Another challenge that I often see is that people, when they talk about this space, one of the misconceptions they talk about is they rank where effort should be spent in terms of the carbon slice of the pie that it is responsible for and I’ll talk about this in general. But really how you should be focusing is you should be focusing not on the slice of the pie, but on the ability to decarbonize that slice of the pie. That’s why green software is so interesting and that’s why it’s such a great place to spend effort and time. It might not be, I mean it is, depending on which academic paper you look at, it can be between 2 to 4% of global emissions. So some people might say, well, that’s not really worth spending the time in.

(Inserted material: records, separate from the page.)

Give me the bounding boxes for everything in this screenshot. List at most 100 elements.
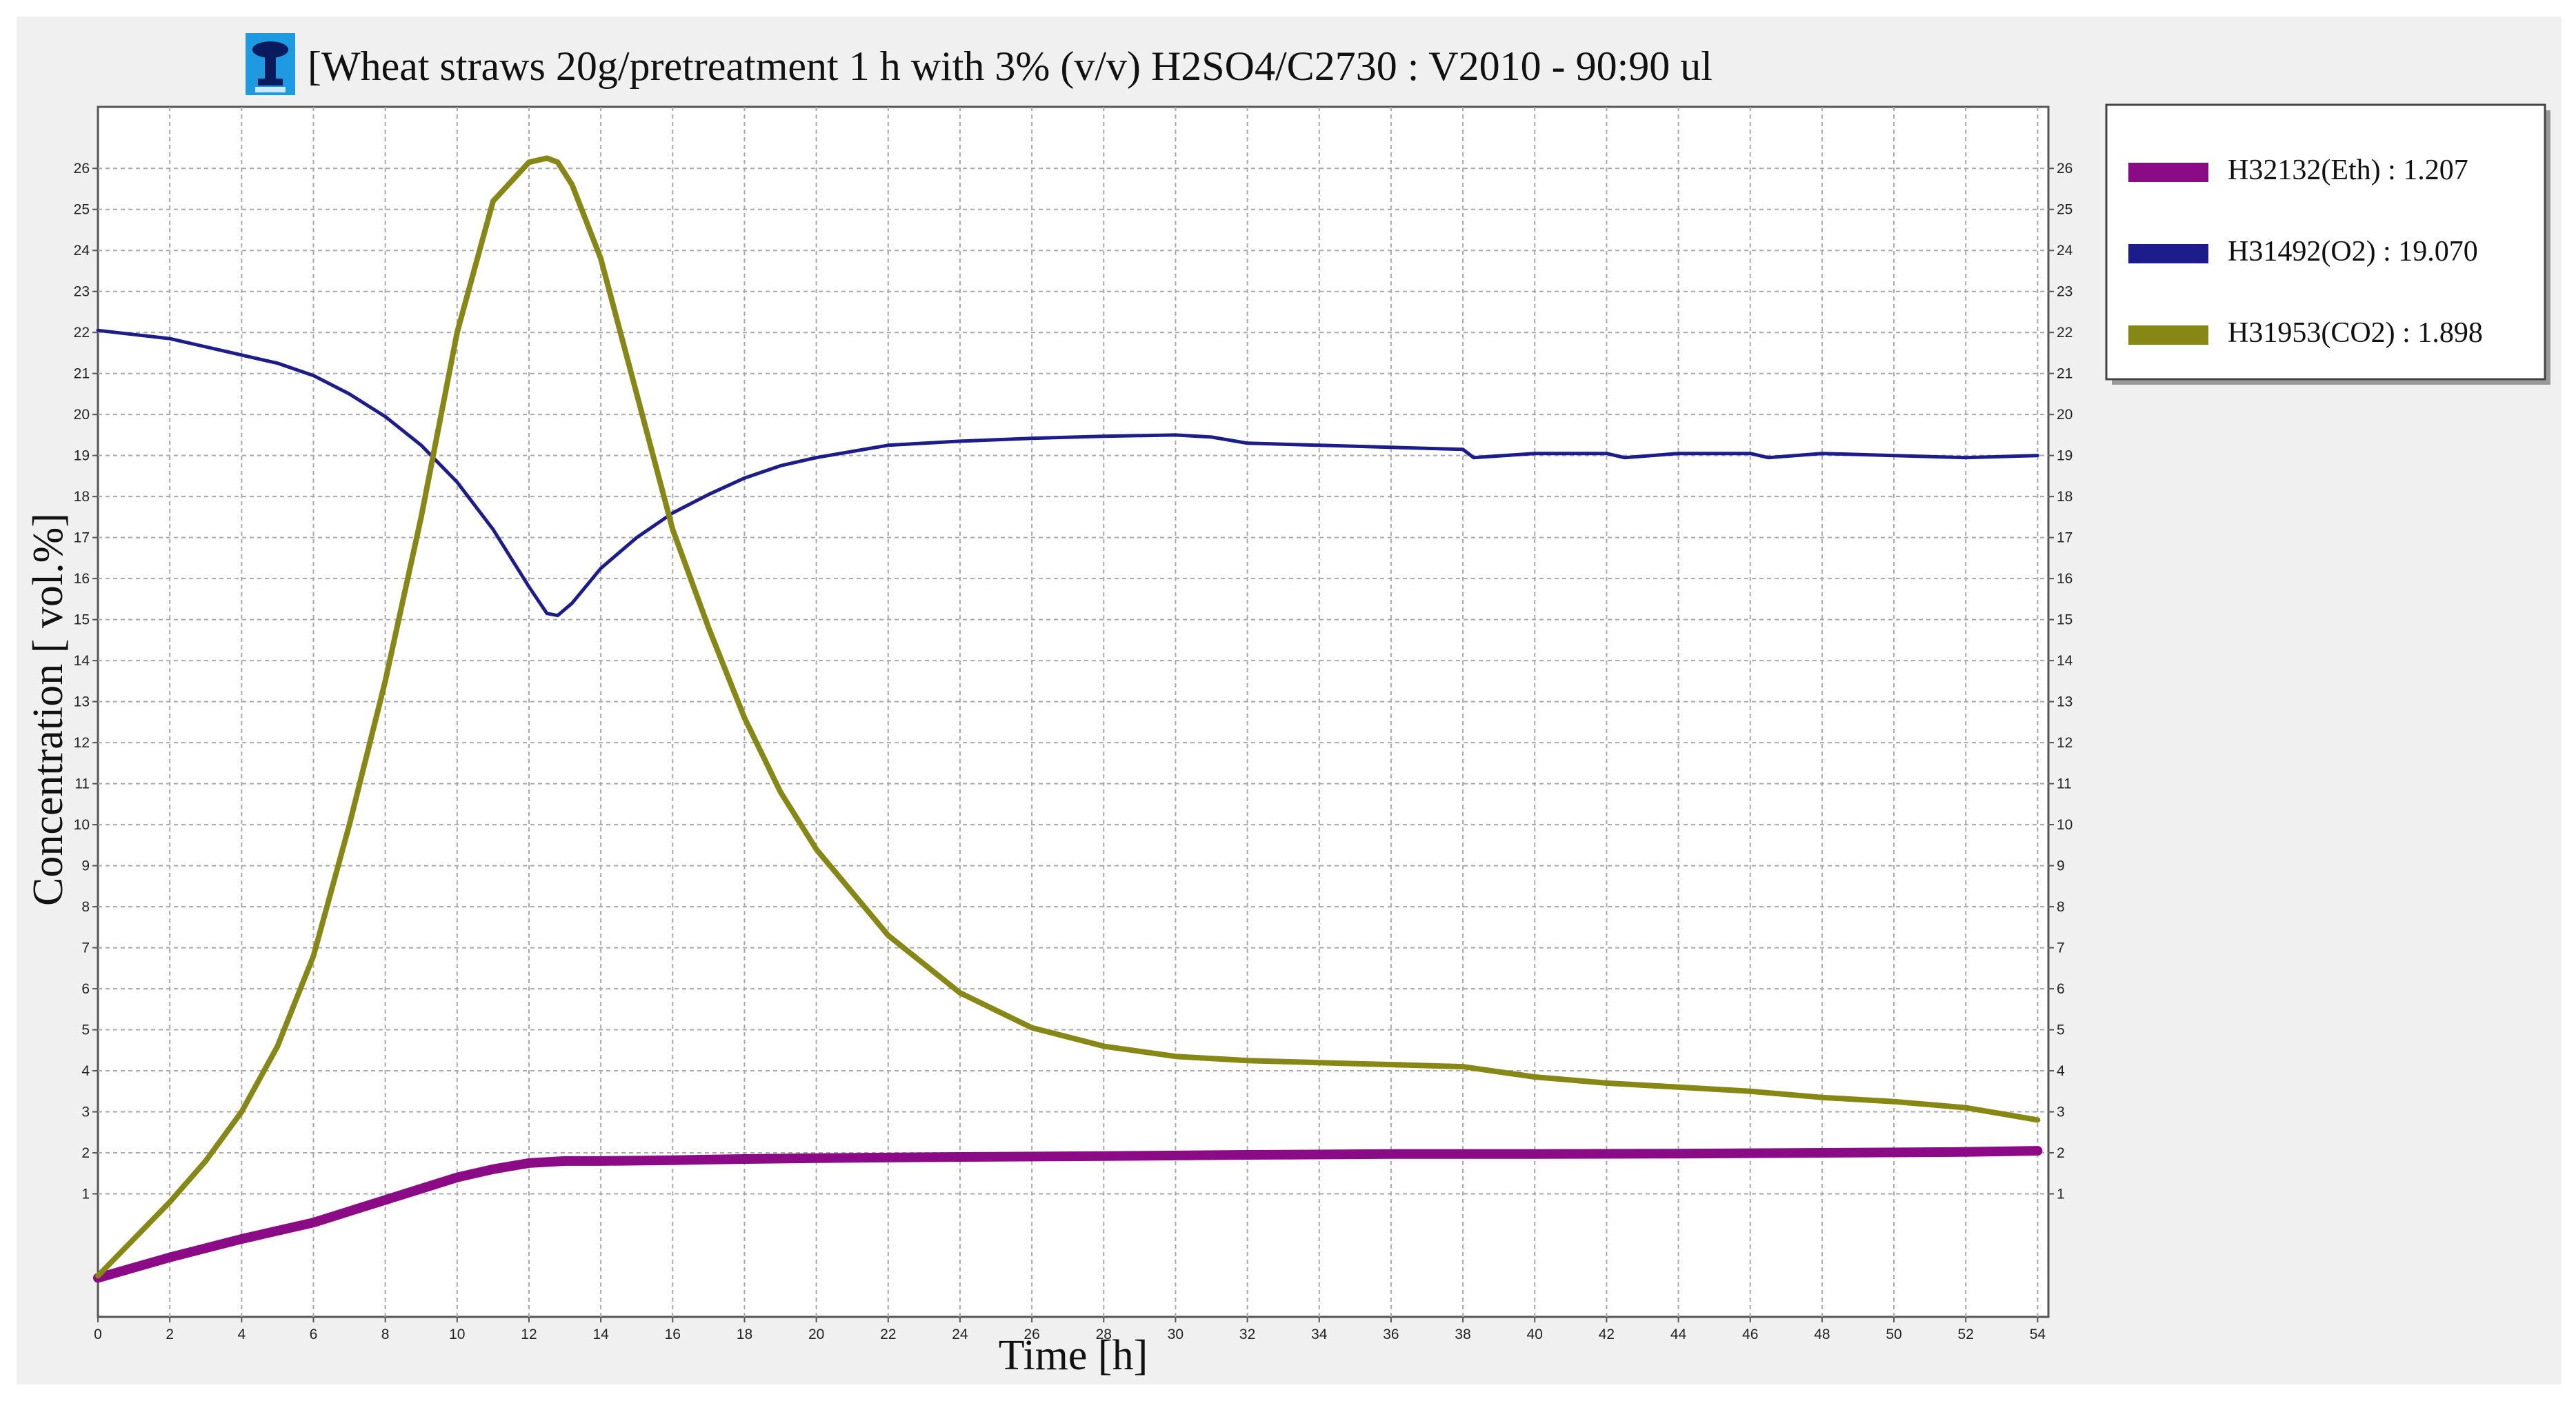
plot-area xyxy=(97,105,2050,1318)
legend-label: H31492(O2) : 19.070 xyxy=(2228,236,2478,268)
chart-title: [Wheat straws 20g/pretreatment 1 h with … xyxy=(308,43,1713,89)
x-tick-label: 26 xyxy=(1024,1327,1039,1342)
y-tick-label-right: 18 xyxy=(2057,489,2073,505)
y-tick-label-right: 15 xyxy=(2057,612,2073,628)
y-tick-label-right: 3 xyxy=(2057,1105,2065,1120)
x-tick-label: 2 xyxy=(166,1327,174,1342)
x-tick-label: 40 xyxy=(1527,1327,1543,1342)
x-axis-label: Time [h] xyxy=(999,1332,1148,1379)
legend-label: H31953(CO2) : 1.898 xyxy=(2228,317,2483,349)
y-tick-label-right: 5 xyxy=(2057,1022,2065,1038)
y-tick-label-right: 13 xyxy=(2057,694,2073,710)
y-tick-label: 12 xyxy=(74,735,90,751)
y-tick-label-right: 10 xyxy=(2057,817,2073,833)
legend: H32132(Eth) : 1.207 H31492(O2) : 19.070 H3… xyxy=(2105,103,2550,385)
y-tick-label: 23 xyxy=(74,284,90,300)
y-tick-label-right: 6 xyxy=(2057,981,2065,997)
y-tick-label: 9 xyxy=(81,858,90,874)
chart-svg: [Wheat straws 20g/pretreatment 1 h with … xyxy=(25,33,2550,1379)
y-tick-label: 8 xyxy=(81,899,90,915)
y-tick-label-right: 19 xyxy=(2057,448,2073,464)
y-tick-label-right: 22 xyxy=(2057,325,2073,341)
y-axis-label: Concentration [ vol.%] xyxy=(25,513,72,906)
y-tick-label: 17 xyxy=(74,530,90,546)
y-tick-label-right: 20 xyxy=(2057,407,2073,423)
x-tick-label: 48 xyxy=(1814,1327,1830,1342)
y-tick-label-right: 4 xyxy=(2057,1063,2065,1079)
y-tick-label: 11 xyxy=(74,776,90,792)
y-tick-label-right: 11 xyxy=(2057,776,2072,792)
series-line-1 xyxy=(93,1146,2043,1283)
y-tick-label-right: 2 xyxy=(2057,1145,2065,1161)
series-lines xyxy=(93,155,2043,1283)
x-tick-label: 0 xyxy=(94,1327,102,1342)
y-tick-label: 7 xyxy=(81,940,90,956)
x-tick-label: 34 xyxy=(1311,1327,1328,1342)
y-tick-label: 15 xyxy=(74,612,90,628)
x-tick-label: 42 xyxy=(1599,1327,1615,1342)
x-tick-label: 46 xyxy=(1742,1327,1758,1342)
x-tick-label: 22 xyxy=(880,1327,896,1342)
legend-label: H32132(Eth) : 1.207 xyxy=(2228,154,2468,186)
y-tick-label-right: 23 xyxy=(2057,284,2073,300)
x-tick-label: 24 xyxy=(952,1327,968,1342)
x-tick-label: 28 xyxy=(1096,1327,1112,1342)
y-tick-label-right: 8 xyxy=(2057,899,2065,915)
x-tick-label: 12 xyxy=(521,1327,537,1342)
grid-lines xyxy=(98,107,2048,1317)
x-tick-label: 32 xyxy=(1239,1327,1255,1342)
y-tick-label-right: 9 xyxy=(2057,858,2065,874)
y-tick-label: 24 xyxy=(74,243,90,259)
x-tick-label: 54 xyxy=(2030,1327,2046,1342)
y-tick-label: 22 xyxy=(74,325,90,341)
y-tick-label: 3 xyxy=(81,1105,90,1120)
y-tick-label: 4 xyxy=(81,1063,90,1079)
x-tick-label: 38 xyxy=(1455,1327,1470,1342)
y-tick-label: 19 xyxy=(74,448,90,464)
y-tick-label-right: 26 xyxy=(2057,161,2073,177)
fermentation-vessel-icon xyxy=(246,33,295,95)
y-tick-label: 20 xyxy=(74,407,90,423)
y-tick-label: 10 xyxy=(74,817,90,833)
y-tick-label-right: 21 xyxy=(2057,366,2073,382)
series-line-2 xyxy=(96,328,2039,618)
y-tick-label-right: 7 xyxy=(2057,940,2065,956)
y-tick-label: 18 xyxy=(74,489,90,505)
x-tick-label: 8 xyxy=(381,1327,390,1342)
legend-swatch xyxy=(2128,325,2208,345)
y-tick-label-right: 14 xyxy=(2057,653,2073,669)
y-tick-label: 1 xyxy=(81,1187,90,1202)
y-tick-label-right: 17 xyxy=(2057,530,2073,546)
x-tick-label: 50 xyxy=(1886,1327,1901,1342)
axis-ticks: 0 2 4 6 8 10 12 14 16 18 20 22 24 26 28 30 32 34 36 38 40 42 4… xyxy=(74,161,2073,1342)
y-tick-label-right: 25 xyxy=(2057,202,2073,218)
x-tick-label: 6 xyxy=(310,1327,318,1342)
chart-window: [Wheat straws 20g/pretreatment 1 h with … xyxy=(17,17,2562,1384)
x-tick-label: 20 xyxy=(808,1327,824,1342)
y-tick-label: 13 xyxy=(74,694,90,710)
y-tick-label: 5 xyxy=(81,1022,90,1038)
y-tick-label: 14 xyxy=(74,653,90,669)
y-tick-label: 26 xyxy=(74,161,90,177)
y-tick-label: 16 xyxy=(74,571,90,587)
x-tick-label: 14 xyxy=(592,1327,609,1342)
legend-swatch xyxy=(2128,244,2208,263)
y-tick-label: 2 xyxy=(81,1145,90,1161)
x-tick-label: 16 xyxy=(665,1327,681,1342)
y-tick-label-right: 24 xyxy=(2057,243,2073,259)
x-tick-label: 52 xyxy=(1958,1327,1974,1342)
x-tick-label: 36 xyxy=(1383,1327,1399,1342)
series-line-3 xyxy=(95,155,2041,1279)
y-tick-label: 6 xyxy=(81,981,90,997)
y-tick-label-right: 1 xyxy=(2057,1187,2065,1202)
y-tick-label: 25 xyxy=(74,202,90,218)
x-tick-label: 18 xyxy=(737,1327,752,1342)
x-tick-label: 30 xyxy=(1168,1327,1184,1342)
x-tick-label: 10 xyxy=(449,1327,465,1342)
legend-swatch xyxy=(2128,163,2208,182)
y-tick-label-right: 12 xyxy=(2057,735,2073,751)
x-tick-label: 4 xyxy=(237,1327,246,1342)
x-tick-label: 44 xyxy=(1670,1327,1687,1342)
y-tick-label: 21 xyxy=(74,366,90,382)
y-tick-label-right: 16 xyxy=(2057,571,2073,587)
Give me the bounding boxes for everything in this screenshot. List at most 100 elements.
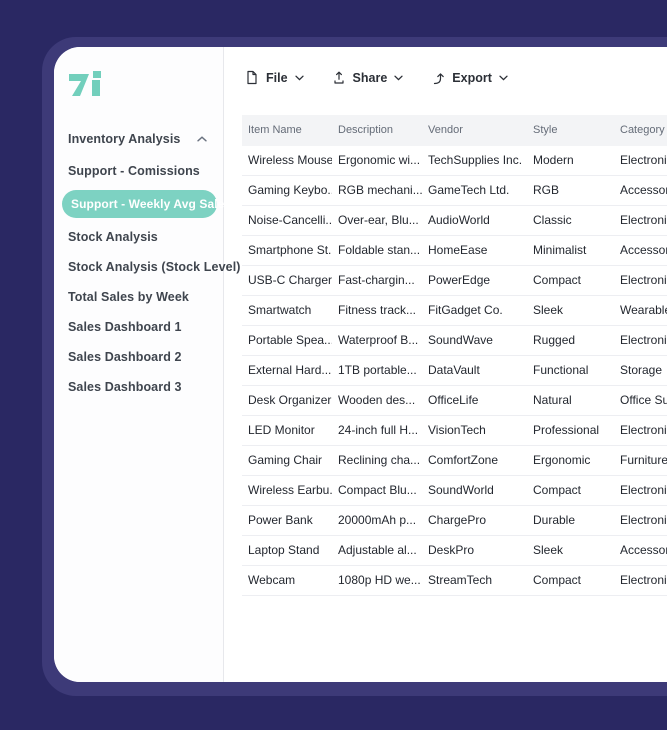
- cell-style: Modern: [527, 144, 614, 176]
- cell-category: Electronics: [614, 505, 667, 536]
- chevron-up-icon: [197, 136, 207, 142]
- cell-style: Durable: [527, 505, 614, 536]
- cell-category: Accessories: [614, 175, 667, 206]
- cell-category: Electronics: [614, 565, 667, 596]
- sidebar-item-label: Sales Dashboard 1: [68, 320, 182, 334]
- sidebar-item-inventory-analysis[interactable]: Inventory Analysis: [54, 124, 223, 154]
- toolbar-button-label: Export: [452, 70, 492, 85]
- sidebar-item-total-sales-by-week[interactable]: Total Sales by Week: [54, 282, 223, 312]
- cell-vendor: SoundWorld: [422, 475, 527, 506]
- cell-description: Foldable stan...: [332, 235, 422, 266]
- cell-description: Fitness track...: [332, 295, 422, 326]
- table-row: Desk Organizer Wooden des... OfficeLife Nat…: [242, 385, 667, 416]
- cell-vendor: GameTech Ltd.: [422, 175, 527, 206]
- cell-style: Compact: [527, 265, 614, 296]
- column-header-category[interactable]: Category: [614, 115, 667, 145]
- cell-category: Accessories: [614, 235, 667, 266]
- table-row: Smartphone St... Foldable stan... HomeEase…: [242, 235, 667, 266]
- cell-vendor: StreamTech: [422, 565, 527, 596]
- sidebar-item-label: Support - Comissions: [68, 164, 200, 178]
- cell-style: Compact: [527, 565, 614, 596]
- table-row: Noise-Cancelli... Over-ear, Blu... AudioWo…: [242, 205, 667, 236]
- cell-vendor: AudioWorld: [422, 205, 527, 236]
- cell-description: Compact Blu...: [332, 475, 422, 506]
- cell-category: Furniture: [614, 445, 667, 476]
- cell-style: Minimalist: [527, 235, 614, 266]
- sidebar-item-label: Total Sales by Week: [68, 290, 189, 304]
- cell-category: Office Supplies: [614, 385, 667, 416]
- cell-style: Functional: [527, 355, 614, 386]
- cell-category: Electronics: [614, 144, 667, 176]
- column-header-item-name[interactable]: Item Name: [242, 115, 332, 145]
- column-header-style[interactable]: Style: [527, 115, 614, 145]
- cell-item-name: Wireless Earbu...: [242, 475, 332, 506]
- chevron-down-icon: [294, 75, 304, 81]
- table-row: LED Monitor 24-inch full H... VisionTech Pr…: [242, 415, 667, 446]
- cell-description: 1TB portable...: [332, 355, 422, 386]
- cell-item-name: Smartwatch: [242, 295, 332, 326]
- cell-vendor: DataVault: [422, 355, 527, 386]
- sidebar-item-sales-dashboard-1[interactable]: Sales Dashboard 1: [54, 312, 223, 342]
- sidebar-item-support-comissions[interactable]: Support - Comissions: [54, 156, 223, 186]
- cell-style: Sleek: [527, 535, 614, 566]
- file-button[interactable]: File: [245, 70, 304, 85]
- share-button[interactable]: Share: [332, 70, 404, 85]
- sidebar: Inventory Analysis Support - Comissions Su…: [54, 47, 240, 682]
- sidebar-item-sales-dashboard-2[interactable]: Sales Dashboard 2: [54, 342, 223, 372]
- cell-item-name: Wireless Mouse: [242, 144, 332, 176]
- export-button[interactable]: Export: [431, 70, 508, 85]
- cell-item-name: USB-C Charger: [242, 265, 332, 296]
- export-icon: [431, 70, 445, 85]
- cell-item-name: Laptop Stand: [242, 535, 332, 566]
- toolbar: File Share Export: [224, 47, 667, 93]
- cell-category: Electronics: [614, 475, 667, 506]
- cell-category: Wearables: [614, 295, 667, 326]
- cell-item-name: External Hard...: [242, 355, 332, 386]
- sidebar-nav: Inventory Analysis Support - Comissions Su…: [54, 124, 240, 402]
- cell-style: Sleek: [527, 295, 614, 326]
- cell-vendor: OfficeLife: [422, 385, 527, 416]
- table-row: Portable Spea... Waterproof B... SoundWave…: [242, 325, 667, 356]
- table-row: Wireless Mouse Ergonomic wi... TechSupplie…: [242, 144, 667, 176]
- cell-description: Fast-chargin...: [332, 265, 422, 296]
- cell-style: Compact: [527, 475, 614, 506]
- cell-item-name: Gaming Keybo...: [242, 175, 332, 206]
- table-row: Webcam 1080p HD we... StreamTech Compact Ele…: [242, 565, 667, 596]
- data-table: Item Name Description Vendor Style Category …: [242, 115, 667, 596]
- toolbar-button-label: Share: [352, 70, 388, 85]
- cell-category: Storage: [614, 355, 667, 386]
- table-header-row: Item Name Description Vendor Style Category: [242, 115, 667, 145]
- sidebar-item-support-weekly-avg-sales[interactable]: Support - Weekly Avg Sales: [62, 190, 231, 218]
- cell-description: RGB mechani...: [332, 175, 422, 206]
- cell-style: Rugged: [527, 325, 614, 356]
- cell-category: Electronics: [614, 265, 667, 296]
- cell-description: 1080p HD we...: [332, 565, 422, 596]
- cell-item-name: Webcam: [242, 565, 332, 596]
- chevron-down-icon: [499, 75, 508, 81]
- column-header-description[interactable]: Description: [332, 115, 422, 145]
- cell-vendor: ComfortZone: [422, 445, 527, 476]
- cell-description: Over-ear, Blu...: [332, 205, 422, 236]
- cell-style: Ergonomic: [527, 445, 614, 476]
- cell-item-name: Portable Spea...: [242, 325, 332, 356]
- cell-vendor: FitGadget Co.: [422, 295, 527, 326]
- file-icon: [245, 70, 259, 85]
- cell-category: Electronics: [614, 415, 667, 446]
- cell-vendor: PowerEdge: [422, 265, 527, 296]
- cell-description: Reclining cha...: [332, 445, 422, 476]
- table-row: External Hard... 1TB portable... DataVault…: [242, 355, 667, 386]
- sidebar-item-stock-analysis[interactable]: Stock Analysis: [54, 222, 223, 252]
- cell-item-name: Smartphone St...: [242, 235, 332, 266]
- app-window: Inventory Analysis Support - Comissions Su…: [54, 47, 667, 682]
- cell-vendor: DeskPro: [422, 535, 527, 566]
- table-row: USB-C Charger Fast-chargin... PowerEdge Com…: [242, 265, 667, 296]
- table-row: Wireless Earbu... Compact Blu... SoundWorl…: [242, 475, 667, 506]
- cell-style: Natural: [527, 385, 614, 416]
- sidebar-item-sales-dashboard-3[interactable]: Sales Dashboard 3: [54, 372, 223, 402]
- toolbar-button-label: File: [266, 70, 288, 85]
- cell-description: Waterproof B...: [332, 325, 422, 356]
- column-header-vendor[interactable]: Vendor: [422, 115, 527, 145]
- sidebar-item-stock-analysis-stock-level[interactable]: Stock Analysis (Stock Level): [54, 252, 240, 282]
- table-body: Wireless Mouse Ergonomic wi... TechSupplie…: [242, 144, 667, 596]
- cell-item-name: Power Bank: [242, 505, 332, 536]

But my argument is actually the ability for us to decarbonize that 2 to 4% is far easier than our ability to decarbonize other sectors like airlines or concrete or these other sectors. We know what we need to do oftentimes in the software space, we know the choices. There doesn’t need to be new technology made, there just needs to be decisions made to prioritize this work. That’s something I think is very, very important. We should rank everything in terms of our ability to decarbonize the ease of decarbonization and then work on the topmost item first down, rather than just looking at things in just terms of tons of carbon, which I think leads to wrong decision making.

Laurel: Well, I think you’re laying out a really good argument because green initiatives, they can be daunting, especially for large enterprises looking to meet those decarbonization thresholds within the next decade. For those companies that are making the investment into this, how should they begin? Where are the fundamental things just to be aware of when you’re starting this journey?

Asim: So the first step is, I would say training. What we’re describing here in terms of, especially in terms of the green software space, it’s a very new movement. It’s a very new field of computing. So a lot of the terms that I talk about are just not well understood and a lot of the reasons for those terms are not well understood as well. So the number one thing I always say is you need to focus on training. There’s loads of training out there. The Green Software Foundation’s got some training, learn.GreenSoftware.Foundation, it’s just two hours, it’s free. We send that over to anybody who’s starting in this space just to understand the language, the terminology, just to get everybody on the same page. That is usually a very good start. Now in terms of how do you motivate inside, I think about this a lot.

If you’re the lead of an organization and you want to make a change, how do you actually make that change? I’m a big, big believer in trusting your team, trusting your people. If you give engineers a problem, they will find a solution to that problem. But what they oftentimes need is permission, a thumbs up from leadership that this is a priority. So that’s why it’s very important for organizations to be very public about their commitments, make public commitments. Same way Intel has made public commitments. Be very vocal as a leader inside your organization and be very clear that this is a priority for you, that you will listen to people and to teams who bring you solutions in this space.